Still, several recent deals point to robust corporate
interest in long-term spending growth in India. The country is
one of the fastest growing consumer markets in the world along
with China, Mexico, South Africa and Turkey.
In the last few months, Abu Dhabi's Etihad Airways, the
Swedish clothing chain Hennes & Mauritz and British
spirits giant Diageo have all announced big investments in
India, while automakers are adding plant capacity despite a
decline in sales.
Last week, Unilever, which makes products including
detergent, soap, margarine and ice cream, posted
weaker-than-expected first-quarter sales growth of 4.9 percent
for the three months to March 31. Growth in emerging markets was
Numerous global companies have Indian-listed subsidiaries,
the legacy of earlier ownership caps. Two investment bankers who
declined to be named said they expected more expansion of the
stakes, especially in consumption-driven sectors.

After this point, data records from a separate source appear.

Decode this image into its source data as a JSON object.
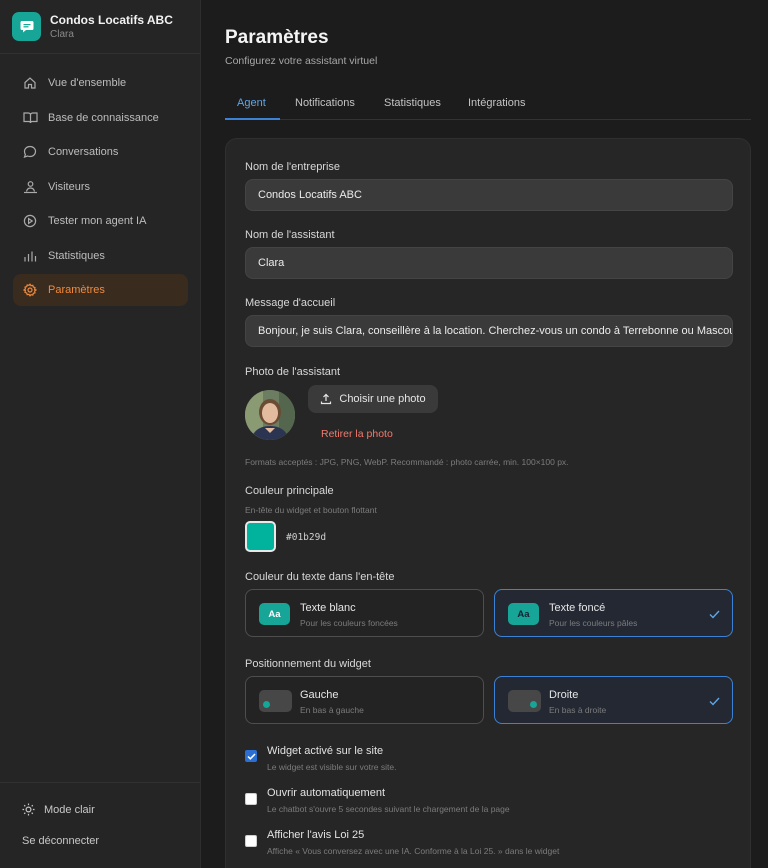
{
  "brand": {
    "name": "Condos Locatifs ABC",
    "subtitle": "Clara"
  },
  "sidebar": {
    "items": [
      {
        "label": "Vue d'ensemble",
        "icon": "home-icon"
      },
      {
        "label": "Base de connaissance",
        "icon": "book-icon"
      },
      {
        "label": "Conversations",
        "icon": "chat-icon"
      },
      {
        "label": "Visiteurs",
        "icon": "visitors-icon"
      },
      {
        "label": "Tester mon agent IA",
        "icon": "play-icon"
      },
      {
        "label": "Statistiques",
        "icon": "bar-chart-icon"
      },
      {
        "label": "Paramètres",
        "icon": "gear-icon",
        "active": true
      }
    ],
    "mode_label": "Mode clair",
    "logout_label": "Se déconnecter"
  },
  "header": {
    "title": "Paramètres",
    "subtitle": "Configurez votre assistant virtuel"
  },
  "tabs": [
    {
      "label": "Agent",
      "active": true
    },
    {
      "label": "Notifications"
    },
    {
      "label": "Statistiques"
    },
    {
      "label": "Intégrations"
    }
  ],
  "form": {
    "company": {
      "label": "Nom de l'entreprise",
      "value": "Condos Locatifs ABC"
    },
    "assistant": {
      "label": "Nom de l'assistant",
      "value": "Clara"
    },
    "welcome": {
      "label": "Message d'accueil",
      "value": "Bonjour, je suis Clara, conseillère à la location. Cherchez-vous un condo à Terrebonne ou Mascouche ?"
    },
    "photo": {
      "label": "Photo de l'assistant",
      "choose_label": "Choisir une photo",
      "remove_label": "Retirer la photo",
      "formats_hint": "Formats acceptés : JPG, PNG, WebP. Recommandé : photo carrée, min. 100×100 px."
    },
    "color": {
      "label": "Couleur principale",
      "hint": "En-tête du widget et bouton flottant",
      "value": "#01b29d"
    },
    "header_text_color": {
      "label": "Couleur du texte dans l'en-tête",
      "options": [
        {
          "chip": "Aa",
          "title": "Texte blanc",
          "subtitle": "Pour les couleurs foncées",
          "selected": false
        },
        {
          "chip": "Aa",
          "title": "Texte foncé",
          "subtitle": "Pour les couleurs pâles",
          "selected": true
        }
      ]
    },
    "position": {
      "label": "Positionnement du widget",
      "options": [
        {
          "title": "Gauche",
          "subtitle": "En bas à gauche",
          "selected": false
        },
        {
          "title": "Droite",
          "subtitle": "En bas à droite",
          "selected": true
        }
      ]
    },
    "checkboxes": [
      {
        "title": "Widget activé sur le site",
        "subtitle": "Le widget est visible sur votre site.",
        "checked": true
      },
      {
        "title": "Ouvrir automatiquement",
        "subtitle": "Le chatbot s'ouvre 5 secondes suivant le chargement de la page",
        "checked": false
      },
      {
        "title": "Afficher l'avis Loi 25",
        "subtitle": "Affiche « Vous conversez avec une IA. Conforme à la Loi 25. » dans le widget",
        "checked": false
      }
    ]
  },
  "colors": {
    "accent": "#f08a3c",
    "brand": "#16a596",
    "primary_blue": "#3b82d6"
  }
}
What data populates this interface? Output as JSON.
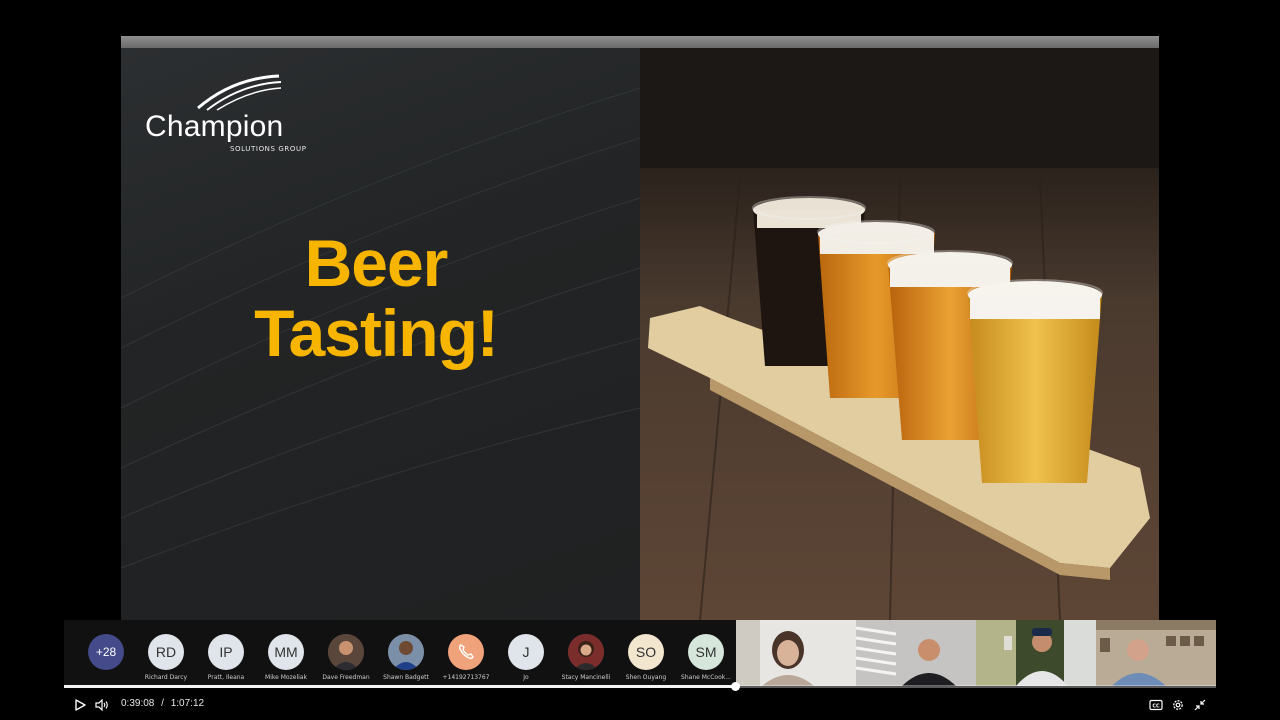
{
  "slide": {
    "logo_word": "Champion",
    "logo_sub": "SOLUTIONS GROUP",
    "title_line1": "Beer",
    "title_line2": "Tasting!"
  },
  "participants": {
    "more_count": "+28",
    "people": [
      {
        "initials": "RD",
        "name": "Richard Darcy",
        "style": "plain"
      },
      {
        "initials": "IP",
        "name": "Pratt, Ileana",
        "style": "plain"
      },
      {
        "initials": "MM",
        "name": "Mike Mozeliak",
        "style": "plain"
      },
      {
        "initials": "",
        "name": "Dave Freedman",
        "style": "photo"
      },
      {
        "initials": "",
        "name": "Shawn Badgett",
        "style": "photo"
      },
      {
        "initials": "",
        "name": "+14192713767",
        "style": "orange"
      },
      {
        "initials": "J",
        "name": "Jo",
        "style": "plain"
      },
      {
        "initials": "",
        "name": "Stacy Mancinelli",
        "style": "photo"
      },
      {
        "initials": "SO",
        "name": "Shen Ouyang",
        "style": "cream"
      },
      {
        "initials": "SM",
        "name": "Shane McCook...",
        "style": "mint"
      }
    ]
  },
  "player": {
    "current_time": "0:39:08",
    "separator": "/",
    "duration": "1:07:12",
    "progress_fraction": 0.5825,
    "icons": [
      "play-icon",
      "volume-icon",
      "captions-icon",
      "settings-icon",
      "collapse-icon"
    ]
  },
  "colors": {
    "title_yellow": "#f7b500",
    "avatar_more": "#444a8a"
  }
}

While many global companies have considered delisting their
local units, some have been deterred by the high cost of buying
out minority shareholders when the public shareholding is
reduced below 25 percent.
James Allison, Unilever's head of Investor Relations and
M&A, told India's CNBC TV 18 it would not increase the offer.
"We will hold talks with institutional shareholders in India
next week ... at the end, if we don't get all the 22 percent, so
be it," he said. HSBC is the manager of the Unilever offer.